Saturday, May 05, 2007

Nicaragua: accomplishments thus far

I thought I would take this opportunity to summarize some of what your prayers, your donations, my presence here, and above all the grace of God have done in the four months I´ve been living in Nicaragua.

1. Chacocente Christian School does not have to pay their preschool teacher this 2007 (Jan-Nov) school year. 18 children aged 3-7 are learning to share, to say please and thank you, to clap and sing and play games, to make block towers, write their name, count, categorize, name colors, read, etc.

1.a I am attempting to learn how to be patient and understanding when preschoolers, being preschoolers, jab each other in the eye, spill things, and desperately want something but are too shy or inarticulate to tell me what it is. Also when they play the what-happens-if-I-blatantly-disobey game. Or the equally popular game, when it´s time to put a toy away so that we can move on with an activity, my-toy-mysteriously-disappeared. I remember how fun these were when I was their age.

2. Three dentists from Seattle had my (and others´) help translating when they spent one Wednesday at a women´s prison in Nicaragua, where the dentists cleaned teeth, did fillings, and pulled teeth, at no charge to the prison. That day I accidentally wore a shirt the same navy blue as the prisoners´ uniforms and the teasing never ended, even to the guard at the gate teasing that he wouldn´t let me out at the end of the day. Not only did I translate between dentists and prisoners, I actually wore gloves, a hospital mask over my face and nose, and used the little tool that sucks saliva out of the mouth while the dentist is cleaning or polishing.

2.a I now floss with much more regularity, haunted by images of the teeth I saw that day. And I have learned that even criminals are nervous when they go to the dentist.

3. Twenty church members aged 13-30 have been singing as a choir for the last 3 months or so. They have performed in our church twice, at an outdoor multi-church service, at a church we visited, and at the Easter Campamento. They are learning how to sing healthfully, sing in harmony, listen to each other, and evaluate their performances. They know four songs well enough to perform and right now we´re working on one for Mother´s Day. Si Dios quiere, tomorrow I will meet with a woman I met because she was also ministering at the jail that day, who is Nicaraguan and an experienced choir director. I need help!
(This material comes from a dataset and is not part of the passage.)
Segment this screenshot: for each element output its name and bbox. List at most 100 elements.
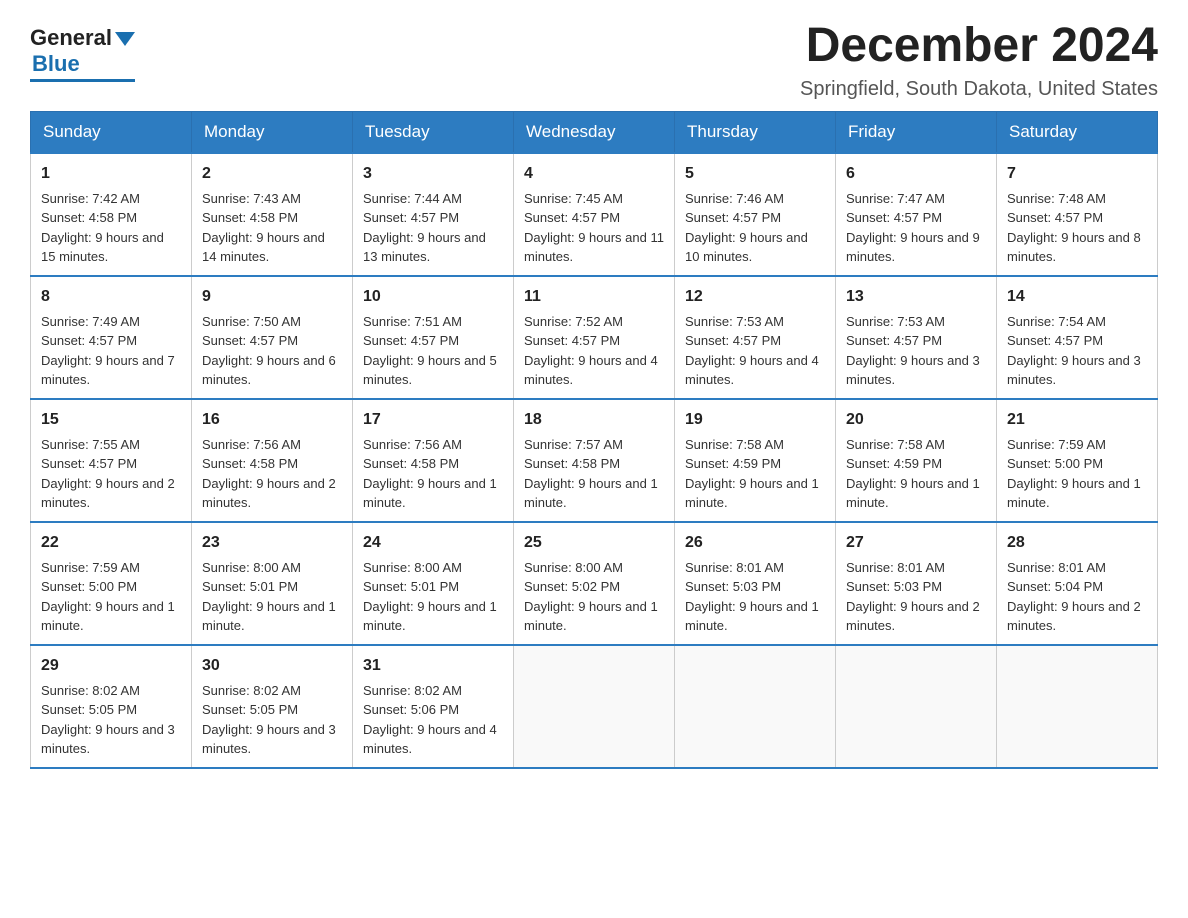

3.a I get a much-desired outlet for all the music inside me, and I get to teach persons older than 7. This a wonderful opportunity to use my music education college courses and get experience teaching!

4. I do quite a bit of English teaching and translation work for folks around Sabana Grande: for Pablo (my host dad) when he writes to U.S. Methodists who support his church denomination here, and for the youth of the church who study English as part of their school work.

4.a Actually I minored in English and really like editting written work in general, so once again my strengths are being utilized. It helps with my Spanish too, because I have to understand the Spanish in order to accurately translate.

5. My Spanish improves and improves. I can now overhear conversations in Spanish without meaning to, which is to say that sometimes I understand without trying. I have now actually talked to myself in English and answered myself in Spanish! Sometimes when I´m translating for folks I translate for Spanish to Spanish (if I understood perfectly, why not the English speaker at my side?), and sometimes when I´m translating I don´t realize which language my bilingual friend just spoke in. The other day I was leading choir in Spanish, and a U.S. visitor came in. I welcomed her in Spanish, then remembered to switch languages and therefore asked a choir member in English to close the door. Neither person understood me! But this means I am getting much farther towards fluency!

Let us thank God for all the other benefits of this adventure of which we are unaware. Through the difficulties of being here, I never doubt that this is where God is calling me to be. Thank you for your support via love, donations, and prayers. I need them all, and profoundly appreciate them. Peace!


David Reese said...


These are really beautiful. I'm proud of all the things you've accomplished in the past four or five months. It also seems like a really useful exercise to articulate all of these. Perhaps I will try it for the last four months of my life!


Carrie said...

The transition towards fluency is a funny thing. During my year in France, I felt like my brain was operating on two parallel systems, but sometimes the wires got crossed, and I would add English words in the middle of my French sentences, but I would pronounce them with a French accent, and when I came home, I did the same thing, except in the opposite language. It seemed as if "little words," like prepositions and conjunctions, were particularly tricky, for some reason - for two months after I came home, I would regularly say things like, "Are you going to come avec me?" My family and friends ended up learning that avec meant with, because I would often not even know that I had made the mistake. I never understood why I made that mistake so often - the words don't sound anything alike! Have you dreamed in Spanish yet? That's when you know you've got it, because that is truly your subconscious. It's so exciting to read about the things you're going through, it really brings back some funny memories for me!